Long before the Blue Zone, Ikaria was known in Greece as the Red Rock.

It doesn’t get its nickname from the geology, but from its left-leaning politics.
A power vacuum in Greece after World War II led to the 1946-1949 Greek Civil War between the government army and the military branch of Greece’s communist party, the KKE. With the help of the US and the UK, the government won the war. What to do with all those communists after the war? Arrest them and send them places far, far, away where they can’t cause any trouble… like Ikaria!
Over the course of the 1950s more than 13,000 leftists were exiled on Ikaria, more than doubling the island’s post-war population. Greece didn’t offer much assistance with feeding and housing these people, but Ikarians are resourceful and communists are willing to pitch in. An unintended consequence of the government’s plan was that Ikarians became communist themselves. And it stuck: according to one source, around 75% of Ikarians belong either to the communist KKE or one of the radical left parties.
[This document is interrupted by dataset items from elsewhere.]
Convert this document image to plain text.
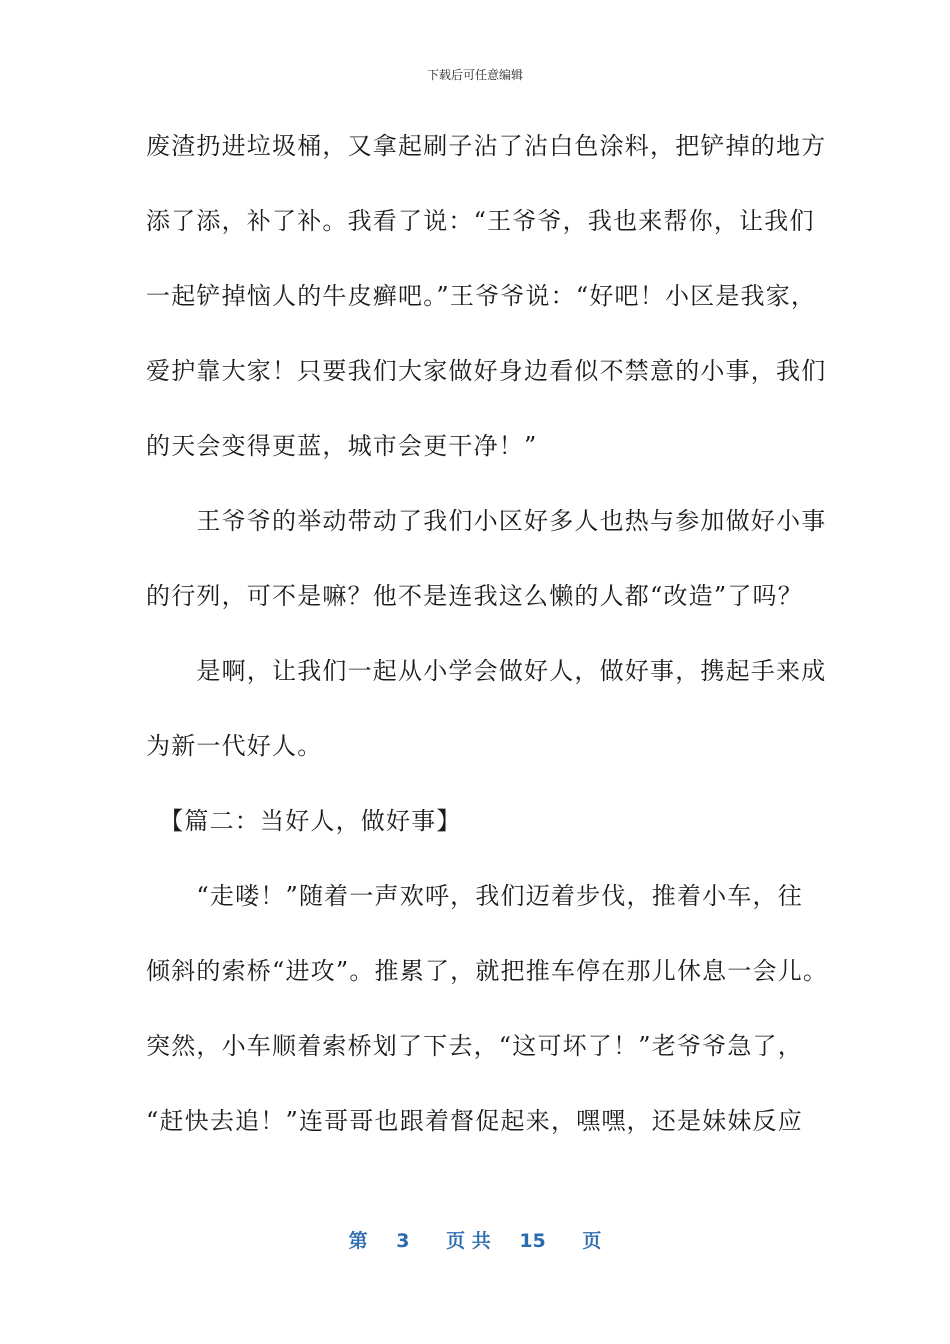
下载后可任意编辑
废渣扔进垃圾桶，又拿起刷子沾了沾白色涂料，把铲掉的地方
添了添，补了补。我看了说：“王爷爷，我也来帮你，让我们
一起铲掉恼人的牛皮癣吧。”王爷爷说：“好吧！小区是我家，
爱护靠大家！只要我们大家做好身边看似不禁意的小事，我们
的天会变得更蓝，城市会更干净！”
　　王爷爷的举动带动了我们小区好多人也热与参加做好小事
的行列，可不是嘛？他不是连我这么懒的人都“改造”了吗？
　　是啊，让我们一起从小学会做好人，做好事，携起手来成
为新一代好人。
　【篇二：当好人，做好事】
　　“走喽！”随着一声欢呼，我们迈着步伐，推着小车，往
倾斜的索桥“进攻”。推累了，就把推车停在那儿休息一会儿。
突然，小车顺着索桥划了下去，“这可坏了！”老爷爷急了，
“赶快去追！”连哥哥也跟着督促起来，嘿嘿，还是妹妹反应
第 3 页 共 15 页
Since we were on the island on May Day we thought we’d check out the Workers Day celebrations.

The event started at a small park in upper Evdilos. People gathered along the road across from a monument memorializing three Ikarian communists who were part of the anti-Nazi underground. The three were executed by the government in Athens during WWII. Songs of protest played on a loudspeaker. A woman read the history of the events of leading to the death of the three men. Children put flowers on the monument and an elegiac poem was read.
Everyone moved down the hill to the harbor for more music, more poems, and a lot more history.
It was interesting and colorful, but eventually the novelty wore off for this non-Greek speaker. Lucky for us, the cooks at the gyro shop didn’t take this workers’ day off.